Sunday, June 19, 2005

More Earthquakes To Hit California

Future News--More Earthquakes To Hit California
Bill Tenuto
June 19, 2005

Prediction For Another Earthquake To Strike Southern California
An earthquake of about 7.0 magnitude or greater will hit Southern California soon. It probably will strike in an area delineated by a triangle drawn between Los Angeles, San Bernadino and Bakersfield. This earthquake will be felt in Los Angeles, San Bernadino and Bakersfield as well as in the smaller cities within the area of the triangle including Ontario, Pasadena, San Fernando, Palmdale, Lancaster and Mojave. Santa Barbara also will feel this earthquake.

A Geological Shift
In "Magnitude 4.9 Earthquake Shakes Southern California," I wrote:

"I am, however, concerned that more frequent and more powerful earthquakes are on their way. When I was informed of the Indian Ocean earthquake which occurred on December 26, 2004, I remarked to the people with me, 'It has started.' "

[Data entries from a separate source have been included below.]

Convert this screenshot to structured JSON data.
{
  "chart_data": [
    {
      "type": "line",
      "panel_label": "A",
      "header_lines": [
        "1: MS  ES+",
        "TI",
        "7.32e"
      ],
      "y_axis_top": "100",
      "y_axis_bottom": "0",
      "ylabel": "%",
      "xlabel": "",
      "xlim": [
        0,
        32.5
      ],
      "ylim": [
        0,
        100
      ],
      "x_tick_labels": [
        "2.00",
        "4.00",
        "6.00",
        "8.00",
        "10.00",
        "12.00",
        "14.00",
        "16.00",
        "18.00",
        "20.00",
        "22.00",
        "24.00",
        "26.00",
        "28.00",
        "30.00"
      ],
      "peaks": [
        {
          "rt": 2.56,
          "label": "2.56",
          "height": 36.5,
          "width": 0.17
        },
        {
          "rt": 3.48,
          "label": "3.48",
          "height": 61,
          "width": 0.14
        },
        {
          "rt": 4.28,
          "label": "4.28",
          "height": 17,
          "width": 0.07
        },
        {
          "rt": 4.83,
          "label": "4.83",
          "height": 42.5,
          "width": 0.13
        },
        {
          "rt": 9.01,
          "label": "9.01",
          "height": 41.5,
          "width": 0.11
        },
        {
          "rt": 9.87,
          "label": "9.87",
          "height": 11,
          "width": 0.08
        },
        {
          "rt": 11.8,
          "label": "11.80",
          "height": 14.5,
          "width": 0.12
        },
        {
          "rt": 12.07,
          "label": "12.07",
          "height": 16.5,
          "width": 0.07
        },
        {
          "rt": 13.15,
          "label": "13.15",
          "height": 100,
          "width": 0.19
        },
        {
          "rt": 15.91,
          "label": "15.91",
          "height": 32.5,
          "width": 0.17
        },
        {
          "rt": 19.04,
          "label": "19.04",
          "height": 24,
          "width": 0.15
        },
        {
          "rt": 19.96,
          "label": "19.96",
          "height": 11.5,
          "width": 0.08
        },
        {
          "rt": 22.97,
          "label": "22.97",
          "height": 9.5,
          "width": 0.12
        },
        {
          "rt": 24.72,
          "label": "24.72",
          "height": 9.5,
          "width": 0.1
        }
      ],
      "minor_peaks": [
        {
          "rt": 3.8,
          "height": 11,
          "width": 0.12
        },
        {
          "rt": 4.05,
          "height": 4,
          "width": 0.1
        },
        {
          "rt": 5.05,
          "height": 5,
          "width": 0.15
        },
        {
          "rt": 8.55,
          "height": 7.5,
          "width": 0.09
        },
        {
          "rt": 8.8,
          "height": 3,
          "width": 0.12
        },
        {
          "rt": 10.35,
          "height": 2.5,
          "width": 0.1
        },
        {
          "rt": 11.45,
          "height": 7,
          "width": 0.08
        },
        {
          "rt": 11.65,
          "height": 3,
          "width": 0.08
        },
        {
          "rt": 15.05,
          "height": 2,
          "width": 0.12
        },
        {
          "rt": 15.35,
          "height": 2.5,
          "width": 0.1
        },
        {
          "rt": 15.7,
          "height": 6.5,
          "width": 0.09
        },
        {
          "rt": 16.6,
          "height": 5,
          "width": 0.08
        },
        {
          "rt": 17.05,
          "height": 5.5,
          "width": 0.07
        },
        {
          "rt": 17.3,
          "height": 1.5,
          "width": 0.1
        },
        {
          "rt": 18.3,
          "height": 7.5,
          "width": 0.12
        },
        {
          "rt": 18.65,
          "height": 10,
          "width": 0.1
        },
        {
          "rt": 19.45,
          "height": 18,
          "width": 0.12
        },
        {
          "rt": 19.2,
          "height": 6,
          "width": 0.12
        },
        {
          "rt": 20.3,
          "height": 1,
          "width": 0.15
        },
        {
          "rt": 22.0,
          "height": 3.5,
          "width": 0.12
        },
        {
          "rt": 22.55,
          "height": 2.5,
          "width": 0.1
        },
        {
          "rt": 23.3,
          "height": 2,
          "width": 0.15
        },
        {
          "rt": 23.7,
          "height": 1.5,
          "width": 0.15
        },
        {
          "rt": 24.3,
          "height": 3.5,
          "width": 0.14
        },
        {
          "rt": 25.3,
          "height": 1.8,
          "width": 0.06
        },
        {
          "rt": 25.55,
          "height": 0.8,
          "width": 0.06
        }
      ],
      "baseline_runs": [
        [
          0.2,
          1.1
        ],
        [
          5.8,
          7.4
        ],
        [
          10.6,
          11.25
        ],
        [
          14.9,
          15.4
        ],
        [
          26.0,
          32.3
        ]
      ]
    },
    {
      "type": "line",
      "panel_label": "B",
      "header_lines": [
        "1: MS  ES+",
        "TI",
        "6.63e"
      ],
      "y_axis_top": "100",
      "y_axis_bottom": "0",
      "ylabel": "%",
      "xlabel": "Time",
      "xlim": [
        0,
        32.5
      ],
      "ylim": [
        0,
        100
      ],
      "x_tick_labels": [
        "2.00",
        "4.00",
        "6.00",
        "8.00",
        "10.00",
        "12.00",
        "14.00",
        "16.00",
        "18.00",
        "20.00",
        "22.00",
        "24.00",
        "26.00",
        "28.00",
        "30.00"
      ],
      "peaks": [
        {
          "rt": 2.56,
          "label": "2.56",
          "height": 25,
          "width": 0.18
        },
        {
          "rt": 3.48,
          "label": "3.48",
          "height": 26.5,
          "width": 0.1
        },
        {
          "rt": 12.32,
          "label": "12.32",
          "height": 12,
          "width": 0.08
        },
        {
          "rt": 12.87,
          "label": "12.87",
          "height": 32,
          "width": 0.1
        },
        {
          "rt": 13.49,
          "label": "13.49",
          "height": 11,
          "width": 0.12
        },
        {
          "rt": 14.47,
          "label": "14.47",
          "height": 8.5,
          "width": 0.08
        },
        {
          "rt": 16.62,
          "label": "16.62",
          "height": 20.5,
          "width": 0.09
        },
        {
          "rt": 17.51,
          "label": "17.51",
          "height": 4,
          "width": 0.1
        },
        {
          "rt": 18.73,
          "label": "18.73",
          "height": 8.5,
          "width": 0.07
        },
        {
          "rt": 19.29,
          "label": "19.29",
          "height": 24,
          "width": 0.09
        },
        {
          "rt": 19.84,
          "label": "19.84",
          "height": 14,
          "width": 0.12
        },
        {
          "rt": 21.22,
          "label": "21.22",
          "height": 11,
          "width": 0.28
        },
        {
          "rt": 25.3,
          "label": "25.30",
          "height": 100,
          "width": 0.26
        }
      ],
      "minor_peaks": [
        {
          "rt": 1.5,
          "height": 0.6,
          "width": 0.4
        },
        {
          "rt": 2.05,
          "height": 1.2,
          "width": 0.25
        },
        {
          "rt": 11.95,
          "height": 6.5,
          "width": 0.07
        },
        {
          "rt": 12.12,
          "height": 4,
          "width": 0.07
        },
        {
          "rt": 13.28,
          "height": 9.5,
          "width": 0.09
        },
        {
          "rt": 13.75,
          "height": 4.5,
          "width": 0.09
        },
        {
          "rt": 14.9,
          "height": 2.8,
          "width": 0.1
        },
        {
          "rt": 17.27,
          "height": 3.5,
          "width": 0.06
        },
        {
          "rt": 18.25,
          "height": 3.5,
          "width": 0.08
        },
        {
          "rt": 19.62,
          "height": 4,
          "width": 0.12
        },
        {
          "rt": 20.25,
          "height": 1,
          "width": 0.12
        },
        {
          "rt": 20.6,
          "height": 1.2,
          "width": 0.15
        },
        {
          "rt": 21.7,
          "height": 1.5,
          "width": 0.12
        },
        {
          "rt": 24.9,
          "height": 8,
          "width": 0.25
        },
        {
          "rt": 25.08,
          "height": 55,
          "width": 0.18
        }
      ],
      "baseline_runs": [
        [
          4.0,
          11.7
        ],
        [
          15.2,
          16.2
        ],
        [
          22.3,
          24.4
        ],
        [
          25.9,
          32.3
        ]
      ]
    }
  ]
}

"The significance of the Indian Ocean earthquake stands out for me as a prominent marker in geological time."

An article published last month in the publication, Science, reported on the Indian Ocean earthquake, known to seismologists as the Sumatran-Andaman earthquake:

"Dramatic new data from the December 26, 2004, Sumatran-Andaman earthquake that generated deadly tsunamis show that the event created the longest fault rupture and the longest duration of faulting observed, according to three reports by an international group of seismologists published Thursday [May 19, 2005] in the journal 'Science.' "

" 'Normally, a small earthquake might last less than a second; a moderate sized earthquake might last a few seconds. This earthquake lasted between 500 and 600 seconds [between approximately eight and ten minutes],' said Charles Ammon, associate professor of geosciences at Penn State University."

"The quake, centered in the Indian Ocean, also created the biggest gash in the earth's seabed ever observed, nearly 800 miles. That's as long as a drive from Los Angeles, California, to Portland, Oregon."

" 'Globally, this earthquake was large enough to basically vibrate the whole planet as much as half an inch, or a centimeter. Everywhere we had instruments, we could see motions,' Ammon Said."

" 'I think it was a humbling experience for everyone that analyzed the earthquake,' said Thorne Lay, professor of earth sciences and director of the Institute of Geophysics and Planetary Physics at the University of California, Santa Cruz."

" 'There will be more earthquakes of this type, and with more humans exposed to the hazard there will be more devastating losses of life. We hope to develop technologies that can minimize that loss,' Lay said."
(Marsha Walton, "Scientists: Sumatra quake longest ever recorded,", May 20, 2005.)

"The shift of mass and the massive release of energy slightly altered the earth's rotation. The exact amount is yet undetermined, but theoretical models suggest the earthquake shortened the length of a day by 2.68 microseconds. It also caused the earth to minutely 'wobble' on its axis by about 2.5 cm (1 inch)..."
(Can be viewed at

A New Pattern of Earthquake Frequency
I feel that when the Indian Ocean earthquake struck, we crossed a geological timeline into a different and new period of increased seismic activity. According to Thorne Lay, quoted above, "There will be more earthquakes of this type...." If the earth has in fact entered into a new period in which we possibly can expect more powerful earthquakes to occur more frequently, what does this mean for California and other areas along the San Andreas Fault?

My sense of this is that earthquakes will strike in California more frequently than has been the case up to now, and some of these earthquakes may be exceptionally powerful. These earthquakes may be coming very soon. I believe these earthquakes will strike in groups or clusters, with one coming after the next. After a cluster of earthquakes strikes, there will be a period of quiet and calm followed by another cluster of earthquakes. I believe this pattern has begun and will increase in intensity as it continues into the future, with the duration of periods of quiet and calm decreasing and the frequency and the magnitude of the earthquakes increasing.

Last fall's seismic activity near Mount Ranier and under Mt. Saint Helens (See "Earthquake Shakes Mount Ranier. Future News Predicts Devastating Eruption," Future News, November Archive, November 10, 2004.) and last December's Indian Ocean earthquake suggest the possibility that pressure from the molten magma under the earth's crust could be building up, and the earth's fault lines, including the San Andreas Fault, therefore may be under increasing stress. The Pacific Tectonic Plate now may be pushing against the North American Plate with a greater force, and the break up of the earth's crust may be accelerating all along the San Andreas Fault and related fault lines.

This would mean that a series of many earthquakes is on its way for certain locations in Northwestern Mexico as well as California. This series of earthquakes probably will strike in clusters, and these earthquakes probably will occur in places on or near a line extending approximately from the northern end of the Gulf of California, through Baja California in Mexico, then into California in the U.S. through El Centro, Palm Springs, Riverside, San Bernadino, Los Angeles, Santa Barbara, San Francisco and northward.